Epic Poetry

Chambers's Encyclopaedia, Volume 4: Dionysius to Friction, p. 395

Epic Poetry (Gr. epos, 'a word,' 'a discourse') is that class of poetry which produces an imaginative description of events, real or fictitious, but considered as having already happened; as opposed to lyric poetry, which is an imaginative expression of internal subjective emotions with respect to external and objective facts. Of more complex character than the narrative ballad poem, the epic obviously is one of the earliest poetical forms in which the primitive imagination has found expression.
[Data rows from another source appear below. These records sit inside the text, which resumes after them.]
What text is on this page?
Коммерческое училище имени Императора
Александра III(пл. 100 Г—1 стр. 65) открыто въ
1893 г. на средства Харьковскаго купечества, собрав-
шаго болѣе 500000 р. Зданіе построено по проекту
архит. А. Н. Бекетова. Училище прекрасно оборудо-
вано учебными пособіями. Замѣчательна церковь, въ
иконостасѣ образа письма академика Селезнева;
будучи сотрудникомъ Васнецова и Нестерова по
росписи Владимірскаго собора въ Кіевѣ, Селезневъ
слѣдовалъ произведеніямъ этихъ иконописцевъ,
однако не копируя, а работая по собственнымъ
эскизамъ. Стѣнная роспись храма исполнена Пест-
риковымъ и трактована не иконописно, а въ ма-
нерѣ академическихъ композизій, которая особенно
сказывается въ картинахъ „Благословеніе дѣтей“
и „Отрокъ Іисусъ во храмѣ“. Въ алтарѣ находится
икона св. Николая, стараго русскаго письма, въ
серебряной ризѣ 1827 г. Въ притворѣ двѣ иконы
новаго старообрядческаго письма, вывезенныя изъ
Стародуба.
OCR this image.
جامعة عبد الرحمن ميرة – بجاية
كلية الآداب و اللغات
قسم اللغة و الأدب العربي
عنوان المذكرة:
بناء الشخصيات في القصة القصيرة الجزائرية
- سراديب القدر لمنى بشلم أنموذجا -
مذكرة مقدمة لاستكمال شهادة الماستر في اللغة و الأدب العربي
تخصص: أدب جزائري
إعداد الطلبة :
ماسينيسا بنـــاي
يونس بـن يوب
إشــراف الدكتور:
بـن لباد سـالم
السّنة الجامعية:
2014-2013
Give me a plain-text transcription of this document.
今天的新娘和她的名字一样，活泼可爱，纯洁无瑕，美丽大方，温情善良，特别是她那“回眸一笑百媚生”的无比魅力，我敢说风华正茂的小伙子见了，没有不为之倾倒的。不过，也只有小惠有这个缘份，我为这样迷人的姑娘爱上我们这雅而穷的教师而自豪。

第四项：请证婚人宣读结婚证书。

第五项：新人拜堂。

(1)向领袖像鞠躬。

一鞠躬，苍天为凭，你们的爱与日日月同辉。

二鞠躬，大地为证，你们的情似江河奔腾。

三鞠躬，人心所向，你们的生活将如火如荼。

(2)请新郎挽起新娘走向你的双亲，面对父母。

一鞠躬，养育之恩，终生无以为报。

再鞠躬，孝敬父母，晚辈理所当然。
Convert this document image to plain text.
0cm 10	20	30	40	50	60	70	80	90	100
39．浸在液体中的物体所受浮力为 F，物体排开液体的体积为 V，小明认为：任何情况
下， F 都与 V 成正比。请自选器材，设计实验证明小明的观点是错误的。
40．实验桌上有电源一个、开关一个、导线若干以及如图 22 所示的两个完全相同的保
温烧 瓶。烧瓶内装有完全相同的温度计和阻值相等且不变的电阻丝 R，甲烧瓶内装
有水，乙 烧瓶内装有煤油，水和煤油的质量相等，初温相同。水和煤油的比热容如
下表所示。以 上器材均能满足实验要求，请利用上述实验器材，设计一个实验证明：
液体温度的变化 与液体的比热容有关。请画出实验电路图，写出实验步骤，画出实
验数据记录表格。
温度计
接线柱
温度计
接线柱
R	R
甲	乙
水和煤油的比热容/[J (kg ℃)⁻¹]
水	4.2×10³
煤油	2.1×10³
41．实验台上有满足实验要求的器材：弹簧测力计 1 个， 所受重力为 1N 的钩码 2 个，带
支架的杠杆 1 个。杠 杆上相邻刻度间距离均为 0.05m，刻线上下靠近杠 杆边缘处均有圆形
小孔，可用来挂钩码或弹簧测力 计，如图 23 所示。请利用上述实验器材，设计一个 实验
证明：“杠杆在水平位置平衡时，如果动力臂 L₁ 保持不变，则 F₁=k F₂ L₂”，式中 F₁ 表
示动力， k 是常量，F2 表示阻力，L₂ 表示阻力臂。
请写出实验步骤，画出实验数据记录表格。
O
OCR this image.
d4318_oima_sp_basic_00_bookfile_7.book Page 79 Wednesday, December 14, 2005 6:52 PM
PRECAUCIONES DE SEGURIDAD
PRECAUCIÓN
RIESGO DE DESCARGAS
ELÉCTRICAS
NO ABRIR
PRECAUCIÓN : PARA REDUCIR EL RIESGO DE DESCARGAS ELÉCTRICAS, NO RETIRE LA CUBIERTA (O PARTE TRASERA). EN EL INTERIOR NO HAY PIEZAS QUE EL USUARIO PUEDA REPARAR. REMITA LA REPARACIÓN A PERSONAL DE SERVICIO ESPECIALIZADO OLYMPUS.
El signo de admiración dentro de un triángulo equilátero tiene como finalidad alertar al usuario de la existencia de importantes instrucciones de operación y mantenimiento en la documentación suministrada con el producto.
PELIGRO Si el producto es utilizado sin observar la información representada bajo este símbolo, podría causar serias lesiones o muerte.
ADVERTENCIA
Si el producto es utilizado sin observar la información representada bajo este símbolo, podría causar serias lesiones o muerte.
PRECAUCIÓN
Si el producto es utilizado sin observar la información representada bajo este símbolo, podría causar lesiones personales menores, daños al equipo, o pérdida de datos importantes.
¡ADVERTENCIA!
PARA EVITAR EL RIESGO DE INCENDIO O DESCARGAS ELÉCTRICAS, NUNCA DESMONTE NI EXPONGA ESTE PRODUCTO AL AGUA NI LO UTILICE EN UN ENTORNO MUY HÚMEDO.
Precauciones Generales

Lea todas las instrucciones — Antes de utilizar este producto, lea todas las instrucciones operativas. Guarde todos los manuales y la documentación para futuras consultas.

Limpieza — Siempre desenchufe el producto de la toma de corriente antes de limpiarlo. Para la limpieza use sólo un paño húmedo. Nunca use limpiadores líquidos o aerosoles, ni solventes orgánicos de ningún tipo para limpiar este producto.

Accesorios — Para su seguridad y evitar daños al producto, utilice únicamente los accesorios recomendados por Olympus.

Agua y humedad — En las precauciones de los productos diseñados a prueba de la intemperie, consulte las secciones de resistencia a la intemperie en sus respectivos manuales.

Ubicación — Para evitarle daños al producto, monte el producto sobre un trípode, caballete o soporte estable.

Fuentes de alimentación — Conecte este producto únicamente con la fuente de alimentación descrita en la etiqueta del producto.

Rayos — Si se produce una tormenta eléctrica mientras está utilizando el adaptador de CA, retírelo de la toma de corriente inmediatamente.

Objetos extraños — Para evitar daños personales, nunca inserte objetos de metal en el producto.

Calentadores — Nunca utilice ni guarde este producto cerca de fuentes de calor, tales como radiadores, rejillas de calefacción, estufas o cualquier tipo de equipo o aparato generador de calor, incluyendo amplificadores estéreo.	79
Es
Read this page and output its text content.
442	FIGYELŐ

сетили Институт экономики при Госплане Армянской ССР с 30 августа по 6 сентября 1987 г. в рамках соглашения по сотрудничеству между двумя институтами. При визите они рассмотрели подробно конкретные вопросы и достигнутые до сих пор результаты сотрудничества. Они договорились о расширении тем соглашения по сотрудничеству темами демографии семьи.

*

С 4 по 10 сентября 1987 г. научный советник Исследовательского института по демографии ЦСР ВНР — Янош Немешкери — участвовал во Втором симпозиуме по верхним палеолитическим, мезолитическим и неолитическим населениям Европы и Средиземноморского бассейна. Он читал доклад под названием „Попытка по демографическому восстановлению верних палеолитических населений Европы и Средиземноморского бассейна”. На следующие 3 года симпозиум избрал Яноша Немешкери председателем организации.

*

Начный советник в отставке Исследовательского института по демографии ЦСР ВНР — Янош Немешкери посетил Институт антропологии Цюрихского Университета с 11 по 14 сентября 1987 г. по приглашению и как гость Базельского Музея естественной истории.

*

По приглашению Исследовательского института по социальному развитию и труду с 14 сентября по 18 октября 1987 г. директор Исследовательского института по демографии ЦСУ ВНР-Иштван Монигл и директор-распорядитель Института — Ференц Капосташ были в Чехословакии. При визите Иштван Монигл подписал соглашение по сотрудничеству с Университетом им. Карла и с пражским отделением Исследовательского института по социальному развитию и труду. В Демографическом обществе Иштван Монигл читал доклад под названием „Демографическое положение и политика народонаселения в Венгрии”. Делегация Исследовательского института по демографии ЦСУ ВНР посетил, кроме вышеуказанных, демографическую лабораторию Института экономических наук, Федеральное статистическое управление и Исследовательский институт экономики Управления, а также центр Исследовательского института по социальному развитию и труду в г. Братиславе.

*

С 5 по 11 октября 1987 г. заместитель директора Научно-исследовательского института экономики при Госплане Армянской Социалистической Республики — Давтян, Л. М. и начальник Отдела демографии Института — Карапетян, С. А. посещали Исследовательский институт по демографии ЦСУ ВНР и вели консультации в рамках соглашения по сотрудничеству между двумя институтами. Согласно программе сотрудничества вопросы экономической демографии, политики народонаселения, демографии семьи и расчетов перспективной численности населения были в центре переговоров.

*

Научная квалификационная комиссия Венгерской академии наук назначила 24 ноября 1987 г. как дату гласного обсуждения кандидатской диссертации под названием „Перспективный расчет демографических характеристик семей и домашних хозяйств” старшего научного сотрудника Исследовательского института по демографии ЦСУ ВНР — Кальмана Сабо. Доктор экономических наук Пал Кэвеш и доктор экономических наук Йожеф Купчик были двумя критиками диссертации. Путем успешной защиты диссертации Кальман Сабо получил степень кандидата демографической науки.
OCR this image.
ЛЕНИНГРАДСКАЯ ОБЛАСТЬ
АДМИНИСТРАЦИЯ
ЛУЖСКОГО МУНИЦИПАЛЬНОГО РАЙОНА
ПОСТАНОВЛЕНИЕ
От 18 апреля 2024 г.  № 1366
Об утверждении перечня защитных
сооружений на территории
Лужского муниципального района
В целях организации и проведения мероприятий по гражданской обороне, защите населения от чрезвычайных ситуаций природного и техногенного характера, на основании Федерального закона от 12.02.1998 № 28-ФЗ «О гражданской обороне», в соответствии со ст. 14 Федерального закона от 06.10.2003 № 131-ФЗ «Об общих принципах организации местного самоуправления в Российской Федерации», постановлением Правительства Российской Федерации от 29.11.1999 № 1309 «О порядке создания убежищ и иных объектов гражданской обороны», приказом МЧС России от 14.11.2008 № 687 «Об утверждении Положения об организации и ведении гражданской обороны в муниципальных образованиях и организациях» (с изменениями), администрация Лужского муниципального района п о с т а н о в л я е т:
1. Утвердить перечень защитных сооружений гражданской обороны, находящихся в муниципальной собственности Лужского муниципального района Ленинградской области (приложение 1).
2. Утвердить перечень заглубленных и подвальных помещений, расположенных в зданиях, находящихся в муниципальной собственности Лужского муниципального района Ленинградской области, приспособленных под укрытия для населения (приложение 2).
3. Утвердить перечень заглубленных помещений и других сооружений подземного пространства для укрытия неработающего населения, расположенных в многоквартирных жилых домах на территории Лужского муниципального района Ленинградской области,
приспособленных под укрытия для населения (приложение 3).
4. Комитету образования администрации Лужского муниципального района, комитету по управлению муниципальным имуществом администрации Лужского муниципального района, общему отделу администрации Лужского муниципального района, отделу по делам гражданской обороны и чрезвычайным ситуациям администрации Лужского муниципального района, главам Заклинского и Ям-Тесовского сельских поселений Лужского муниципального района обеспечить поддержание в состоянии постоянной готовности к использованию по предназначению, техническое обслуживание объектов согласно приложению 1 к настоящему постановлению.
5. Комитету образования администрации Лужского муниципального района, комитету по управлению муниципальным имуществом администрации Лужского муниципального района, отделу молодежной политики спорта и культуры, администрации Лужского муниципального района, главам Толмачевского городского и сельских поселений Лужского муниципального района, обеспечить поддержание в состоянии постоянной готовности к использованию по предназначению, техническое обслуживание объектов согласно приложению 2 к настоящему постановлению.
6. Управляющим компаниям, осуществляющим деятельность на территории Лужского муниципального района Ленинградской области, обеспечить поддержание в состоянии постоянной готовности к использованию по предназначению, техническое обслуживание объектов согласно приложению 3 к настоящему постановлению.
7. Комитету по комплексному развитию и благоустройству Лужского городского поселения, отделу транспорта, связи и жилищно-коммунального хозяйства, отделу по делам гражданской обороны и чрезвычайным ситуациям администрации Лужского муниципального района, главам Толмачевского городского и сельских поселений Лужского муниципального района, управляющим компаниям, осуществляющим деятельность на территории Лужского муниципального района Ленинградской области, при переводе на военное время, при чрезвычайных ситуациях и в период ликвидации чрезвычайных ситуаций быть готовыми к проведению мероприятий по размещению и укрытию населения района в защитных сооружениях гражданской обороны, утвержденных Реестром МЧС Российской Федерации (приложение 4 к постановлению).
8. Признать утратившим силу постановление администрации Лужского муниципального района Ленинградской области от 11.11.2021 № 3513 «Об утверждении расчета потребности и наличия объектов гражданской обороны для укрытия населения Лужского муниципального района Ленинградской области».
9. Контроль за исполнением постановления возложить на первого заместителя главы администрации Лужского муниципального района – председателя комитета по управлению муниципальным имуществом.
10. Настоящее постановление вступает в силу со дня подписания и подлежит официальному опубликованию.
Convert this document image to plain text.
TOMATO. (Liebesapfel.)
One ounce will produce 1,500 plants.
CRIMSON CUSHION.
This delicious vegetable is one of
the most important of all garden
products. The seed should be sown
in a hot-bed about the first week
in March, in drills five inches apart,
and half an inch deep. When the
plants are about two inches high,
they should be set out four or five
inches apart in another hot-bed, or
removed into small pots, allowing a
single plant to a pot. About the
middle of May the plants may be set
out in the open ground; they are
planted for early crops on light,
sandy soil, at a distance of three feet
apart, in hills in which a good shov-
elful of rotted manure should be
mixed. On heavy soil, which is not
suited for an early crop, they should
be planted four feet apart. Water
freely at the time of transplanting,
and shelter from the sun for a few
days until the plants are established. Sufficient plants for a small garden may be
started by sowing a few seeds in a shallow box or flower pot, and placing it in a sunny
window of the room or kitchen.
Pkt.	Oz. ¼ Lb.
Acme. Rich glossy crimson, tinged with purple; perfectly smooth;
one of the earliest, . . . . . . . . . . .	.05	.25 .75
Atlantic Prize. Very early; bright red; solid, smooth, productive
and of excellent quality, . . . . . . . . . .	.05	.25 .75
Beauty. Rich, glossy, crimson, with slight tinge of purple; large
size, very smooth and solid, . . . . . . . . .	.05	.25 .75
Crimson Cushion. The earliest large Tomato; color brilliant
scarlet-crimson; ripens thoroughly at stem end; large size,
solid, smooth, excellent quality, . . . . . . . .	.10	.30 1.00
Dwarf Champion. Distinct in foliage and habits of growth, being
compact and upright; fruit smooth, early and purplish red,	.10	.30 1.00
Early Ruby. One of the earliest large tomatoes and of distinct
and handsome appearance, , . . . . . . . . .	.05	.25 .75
It is impossible to classify the epics of various races, but a distinction has been made between 'epics of growth,' which consist of collections of ballads or poems composed by different authors, at different times, and dealing with a connected series of events, such as the Mahābhārata, the Nibelung story (Icelandic version), and the Kalevala, as contrasted with 'epics of art,' in which the events are grouped around some great structural thought by a single poet, like the Odyssey, the Aneid, Paradise Lost, and Jerusalem Delivered. Such epics as the Iliad and the Shah Nameh, again, belong to both classes at once. The term heroic epic, or heroic poem, is properly applied to such works as the Iliad and Odyssey, Virgil's Aneid, the Poem proper of the Cid, Tasso's Jerusalem Delivered, and Ariosto's Orlando Furioso, and others, which describe the achievements of the gods and heroes of antiquity, or of the little less mythic knights of medieval chivalry. Poems, again, like Milton's Paradise Lost, Spenser's Faerie Queene, and Dante's Divina Commedia, are sacred epics; Lucan's Pharsalia and the Lusiads of Camoens, historical epics. Such poems as Scott's Marmion are genuine miniature epics, while Tennyson's Idylls of the King, from its artistic consecutiveness of motive, belongs also to the family; to quite another class—the mock-epic—belong such poems as Pope's Rape of the Lock, Butler's Hudibras, and the like. Poems of epic character are still written by ambitious poets, the fate of Glover's Leonidas not serving as sufficient warning; but the real epic of our modern civil and domestic life is the prose novel. The narrative and the descriptive poem are still written, but seldom with much success at great length. Even the dramatic poem in its ancient sense seems a form uncongenial to modern wits.